Это был Марк Матвей, рослый мужчина лет тридцати, уже начавший лысеть. Он, кажется, пытался улыбнуться всем своим вытянутым лицом.
– А теперь, если вы не против, поторопимся, – предложил он, – на случай, если захотите пропустить стаканчик перед беседой с Говардом Беллами.
– Думаете, это развяжет мне язык?
– Мы иметь много способ заставляйт вас говорить, – заверил рекламщик, изобразив немецкий акцент, и прибавил уже нормальным голосом: – Но, насколько я слышал, вас не нужно подстегивать.
Бен надеялся, что надолго это не затянется. Когда Матвей спросил:
– Итальянский вас устроит? – Бену на миг показалось, он спрашивает, с каким акцентом ему говорить дальше.
– Все, что пожелает Беллами, – сказал Бен.
Как оказалось, имелся в виду итальянский ресторан, где Стерлинги обедали с Керис Торн, и интервьюер уже ждал их: взгромоздившись на барный стул у самого окна, он одной пухлой рукой забрасывал в рот оливки и держал в другой бокал с коктейлем. Беллами увлеченно всматривался в лица прохожих за окном, пока Марк Матвей не кашлянул, тогда газетчик развернулся на застонавшем под ним стуле и вопросительно приподнял круто изогнутые брови.
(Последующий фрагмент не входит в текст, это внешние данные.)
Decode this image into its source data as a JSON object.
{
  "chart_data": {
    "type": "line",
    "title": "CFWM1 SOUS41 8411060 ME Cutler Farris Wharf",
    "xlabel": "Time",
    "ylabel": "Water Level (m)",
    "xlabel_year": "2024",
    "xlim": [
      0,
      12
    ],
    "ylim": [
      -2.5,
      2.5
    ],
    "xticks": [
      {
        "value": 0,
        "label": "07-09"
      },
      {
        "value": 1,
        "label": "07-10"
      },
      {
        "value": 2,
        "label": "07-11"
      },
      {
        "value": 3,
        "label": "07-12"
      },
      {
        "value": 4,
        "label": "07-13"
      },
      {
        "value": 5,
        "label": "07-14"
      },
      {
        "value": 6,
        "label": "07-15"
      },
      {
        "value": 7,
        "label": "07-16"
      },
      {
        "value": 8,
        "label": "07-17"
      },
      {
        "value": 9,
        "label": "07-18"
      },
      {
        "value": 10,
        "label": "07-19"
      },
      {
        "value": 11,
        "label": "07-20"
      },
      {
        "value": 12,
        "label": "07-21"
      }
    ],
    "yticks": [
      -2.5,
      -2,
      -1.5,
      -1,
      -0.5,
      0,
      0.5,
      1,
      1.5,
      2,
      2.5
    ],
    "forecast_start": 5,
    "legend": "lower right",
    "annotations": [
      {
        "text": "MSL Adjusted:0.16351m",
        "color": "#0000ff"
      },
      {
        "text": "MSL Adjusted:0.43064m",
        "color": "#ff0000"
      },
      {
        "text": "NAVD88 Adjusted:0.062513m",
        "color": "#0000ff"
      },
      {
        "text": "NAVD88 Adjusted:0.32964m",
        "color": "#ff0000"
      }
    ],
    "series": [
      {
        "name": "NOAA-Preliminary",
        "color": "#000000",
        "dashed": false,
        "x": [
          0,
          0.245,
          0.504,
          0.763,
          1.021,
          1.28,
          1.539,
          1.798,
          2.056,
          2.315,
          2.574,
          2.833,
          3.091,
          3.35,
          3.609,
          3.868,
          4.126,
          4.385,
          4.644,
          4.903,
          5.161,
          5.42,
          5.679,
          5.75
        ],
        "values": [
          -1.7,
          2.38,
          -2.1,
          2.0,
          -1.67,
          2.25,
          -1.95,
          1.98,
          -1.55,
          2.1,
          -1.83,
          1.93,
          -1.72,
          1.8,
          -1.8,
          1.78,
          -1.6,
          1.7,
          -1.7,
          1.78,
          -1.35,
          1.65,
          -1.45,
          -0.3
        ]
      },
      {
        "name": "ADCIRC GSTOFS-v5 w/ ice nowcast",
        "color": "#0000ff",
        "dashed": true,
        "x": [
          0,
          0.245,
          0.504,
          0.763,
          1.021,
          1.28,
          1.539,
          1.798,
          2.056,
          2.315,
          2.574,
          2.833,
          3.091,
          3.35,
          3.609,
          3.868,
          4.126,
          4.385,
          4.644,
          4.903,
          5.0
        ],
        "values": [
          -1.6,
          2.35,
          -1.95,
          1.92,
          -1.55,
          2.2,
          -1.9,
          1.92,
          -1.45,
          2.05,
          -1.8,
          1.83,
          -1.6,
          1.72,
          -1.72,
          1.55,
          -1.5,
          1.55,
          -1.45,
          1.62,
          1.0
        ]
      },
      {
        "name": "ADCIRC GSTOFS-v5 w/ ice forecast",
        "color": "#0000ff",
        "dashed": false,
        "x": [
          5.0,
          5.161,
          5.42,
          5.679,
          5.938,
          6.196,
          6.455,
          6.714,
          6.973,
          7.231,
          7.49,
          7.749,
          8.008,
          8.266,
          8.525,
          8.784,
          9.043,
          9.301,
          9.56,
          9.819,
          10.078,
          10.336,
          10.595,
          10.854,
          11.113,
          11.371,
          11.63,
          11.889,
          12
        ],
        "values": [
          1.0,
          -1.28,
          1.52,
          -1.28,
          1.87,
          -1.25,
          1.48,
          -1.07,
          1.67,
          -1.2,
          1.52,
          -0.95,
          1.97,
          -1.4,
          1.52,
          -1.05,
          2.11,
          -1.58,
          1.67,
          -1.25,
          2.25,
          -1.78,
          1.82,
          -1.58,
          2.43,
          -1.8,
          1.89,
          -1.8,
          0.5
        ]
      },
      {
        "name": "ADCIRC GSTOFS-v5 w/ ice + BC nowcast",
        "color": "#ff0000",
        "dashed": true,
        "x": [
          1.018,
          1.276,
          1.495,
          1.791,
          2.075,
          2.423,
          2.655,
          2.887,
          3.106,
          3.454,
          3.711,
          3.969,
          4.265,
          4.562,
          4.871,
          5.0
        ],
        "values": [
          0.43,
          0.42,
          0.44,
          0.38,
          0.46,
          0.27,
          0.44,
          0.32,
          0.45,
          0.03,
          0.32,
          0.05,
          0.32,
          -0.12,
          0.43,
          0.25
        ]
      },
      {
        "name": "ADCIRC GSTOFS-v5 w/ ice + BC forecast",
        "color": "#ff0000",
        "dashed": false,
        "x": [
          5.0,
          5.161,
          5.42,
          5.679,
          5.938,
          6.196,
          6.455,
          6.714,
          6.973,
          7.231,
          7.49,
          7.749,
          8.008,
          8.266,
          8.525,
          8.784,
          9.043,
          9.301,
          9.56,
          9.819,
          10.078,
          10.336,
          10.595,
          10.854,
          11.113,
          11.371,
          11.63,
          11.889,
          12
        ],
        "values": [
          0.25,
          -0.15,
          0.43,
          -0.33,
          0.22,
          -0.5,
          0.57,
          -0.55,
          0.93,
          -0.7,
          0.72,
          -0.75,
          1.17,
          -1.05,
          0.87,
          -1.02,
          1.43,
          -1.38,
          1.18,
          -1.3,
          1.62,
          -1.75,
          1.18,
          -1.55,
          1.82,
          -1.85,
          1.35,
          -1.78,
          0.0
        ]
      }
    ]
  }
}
– Говард Беллами, Бен Стерлинг, – представил их рекламщик.
Беллами вяло пожал Бену руку и забрал с барной стойки свой коктейль.
– Жена подъедет позже?
– Кому-то же надо было остаться дома с детьми.
– Может, я предпочел бы прекрасную половину? – сказал Беллами рекламщику, а потом обратился к Бену: – Очень жаль, на самом деле. Она могла бы снабдить мои записи иллюстрациями. Давайте-ка заморим червячка, пока вы тут у нас маринуетесь.
– Похоже, меня назначили основным блюдом.
– Кажется, мне понравится этот парень, – объявил Беллами, с грацией морского котика сползая с барного стула и одергивая на брюшке бархатную жилетку. – Вы расслабьтесь, – сказал он Бену. – Нам будет весело.
И интервью действительно прошло живо и гладко. Как только Беллами поставил рядом с тарелкой пармезана магнитофон на запись, Бен сразу же об этом забыл и развивал любые темы, предложенные Беллами или же зародившиеся в ходе разговора: детство как период мечтаний; удушение воображения под давлением общепринятых норм; воображение как душа человека; неприкрытая сущность мифа и сказки и почему необходимо позволять им рассказывать себя; вероятность, что только дети могут расслышать верно и заново постичь тот самый смысл, какой был вложен в эти истории, когда их рассказывали у костра под неизведанными небесами посреди неизведанной темноты, которая, вероятно, и была подлинным рассказчиком, позаимствовавшим у человека его голос, чтобы сказки смогли ожить… Беллами кивал, улыбался и умудрялся выглядеть все более заинтересованным, поглощая чудовищные порции спагетти. Он не выключал магнитофон до самого кофе, последовавшего после нескольких бутылок вина.